- Born: August 30, 1914 Park Ridge, New Jersey
- Died: December 6, 1991 (aged 77) Mustique, Saint Vincent and the Grenadines
- Education: Dartmouth College (BS) Columbia University Medical School (MD)
- Occupation: Doctor
- Years active: 1937-1975
- Medical career
- Sub-specialties: chemical warfare cancer treatment
- Allegiance: United States
- Branch: United States Army
- Service years: 1941–1945
- Rank: Lieutenant Colonel
- Conflict: World War II Mediterranean theater North African campaign; Italian campaign Air raid on Bari; ; ; ;

= Stewart Francis Alexander =

American doctor

Lieutenant-Colonel Stewart Francis Alexander (August 30, 1914 – December 6, 1991) was an American medical doctor from New Jersey and an expert on chemical warfare who was dispatched to aid patients following the air raid on Bari during World War II.

Born and raised in Park Ridge, New Jersey, where his father was a family physician, Alexander attended Staunton Military Academy before enrolling at Dartmouth College and earning his medical degree from the Columbia University Medical School.

Trained in the diagnosis of chemical warfare, Alexander was dispatched to attend to victims of the Air raid on Bari in December 1943, in which a total of 27 Allied ships were hit and destroyed in a surprise Nazi air raid. He detected symptoms among the victims that indicated that they had been affected by mustard gas, though the symptoms he spotted were different from the inhalation injuries typically suffered during World War I from the chemical agent. Despite repeated denials that mustard gas had been present on any Allied ships in the harbor, Alexander was able to determine that a ship loaded with mustard gas shells had blown up and that the mustard gas had mixed with the oil floating in the harbor, which acted as a solvent and allowed the chemical warfare agent to be absorbed into the skin of military personnel who had been floating in the water. Though Alexander's detailed report documenting the presence of mustard gas was censored and suppressed for fears that the Nazis would be emboldened to use the chemical warfare agent, his medical reporting showed that the mustard gas had severely impacted the formation of white blood cells in his patients, a finding that led to the development of chemotherapeutic treatments for leukemia that were based on the chemistry of mustard gas.

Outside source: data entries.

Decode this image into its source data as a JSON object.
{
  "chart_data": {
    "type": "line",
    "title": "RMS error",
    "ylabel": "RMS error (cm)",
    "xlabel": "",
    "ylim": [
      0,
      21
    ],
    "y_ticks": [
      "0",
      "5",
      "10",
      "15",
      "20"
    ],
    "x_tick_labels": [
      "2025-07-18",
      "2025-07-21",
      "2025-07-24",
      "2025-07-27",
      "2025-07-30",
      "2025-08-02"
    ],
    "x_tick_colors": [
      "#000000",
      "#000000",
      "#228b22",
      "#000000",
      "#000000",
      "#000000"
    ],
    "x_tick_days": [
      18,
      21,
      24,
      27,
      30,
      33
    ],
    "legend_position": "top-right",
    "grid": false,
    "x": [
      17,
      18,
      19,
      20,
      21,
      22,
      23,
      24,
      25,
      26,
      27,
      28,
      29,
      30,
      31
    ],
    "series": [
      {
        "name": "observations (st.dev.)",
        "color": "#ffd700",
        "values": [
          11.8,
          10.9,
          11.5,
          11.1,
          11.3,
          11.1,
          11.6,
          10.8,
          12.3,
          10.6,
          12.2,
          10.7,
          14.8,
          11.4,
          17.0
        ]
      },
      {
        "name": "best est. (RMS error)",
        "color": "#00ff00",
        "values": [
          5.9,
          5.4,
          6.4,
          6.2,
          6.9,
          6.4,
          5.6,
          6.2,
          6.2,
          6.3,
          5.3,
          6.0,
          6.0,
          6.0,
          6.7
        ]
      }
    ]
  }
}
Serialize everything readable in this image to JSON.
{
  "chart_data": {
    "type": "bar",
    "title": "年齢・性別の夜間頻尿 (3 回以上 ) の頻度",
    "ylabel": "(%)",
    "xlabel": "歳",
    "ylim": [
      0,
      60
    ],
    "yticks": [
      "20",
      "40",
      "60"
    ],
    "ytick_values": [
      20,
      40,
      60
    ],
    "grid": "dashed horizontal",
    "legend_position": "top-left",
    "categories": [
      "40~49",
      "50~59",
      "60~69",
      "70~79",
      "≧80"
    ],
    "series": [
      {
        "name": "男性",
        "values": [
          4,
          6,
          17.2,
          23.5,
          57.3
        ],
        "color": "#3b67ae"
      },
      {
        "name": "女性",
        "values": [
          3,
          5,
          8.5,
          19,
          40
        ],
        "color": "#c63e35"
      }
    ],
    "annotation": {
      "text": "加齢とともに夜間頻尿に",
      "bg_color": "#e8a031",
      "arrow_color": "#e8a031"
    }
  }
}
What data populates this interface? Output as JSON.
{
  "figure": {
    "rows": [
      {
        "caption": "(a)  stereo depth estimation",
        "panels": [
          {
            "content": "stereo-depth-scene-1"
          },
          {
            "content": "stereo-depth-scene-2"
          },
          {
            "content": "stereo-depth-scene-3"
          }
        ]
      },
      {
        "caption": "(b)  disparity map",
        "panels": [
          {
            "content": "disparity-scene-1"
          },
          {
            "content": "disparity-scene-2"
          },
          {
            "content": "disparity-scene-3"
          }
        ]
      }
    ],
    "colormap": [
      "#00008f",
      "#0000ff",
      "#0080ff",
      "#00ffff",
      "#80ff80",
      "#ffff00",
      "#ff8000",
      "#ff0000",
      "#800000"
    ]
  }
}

Alexander had been medical director of Bergen Pines County Hospital (since renamed as New Bridge Medical Center) until 1975 and had served as president of the Bergen County Medical Society and of the New Jersey Academy of Medicine. After a career as an internist and cardiologist, Alexander died of skin cancer while visiting the vacation home of his daughter, Diane Alexander Sugden, in Mustique.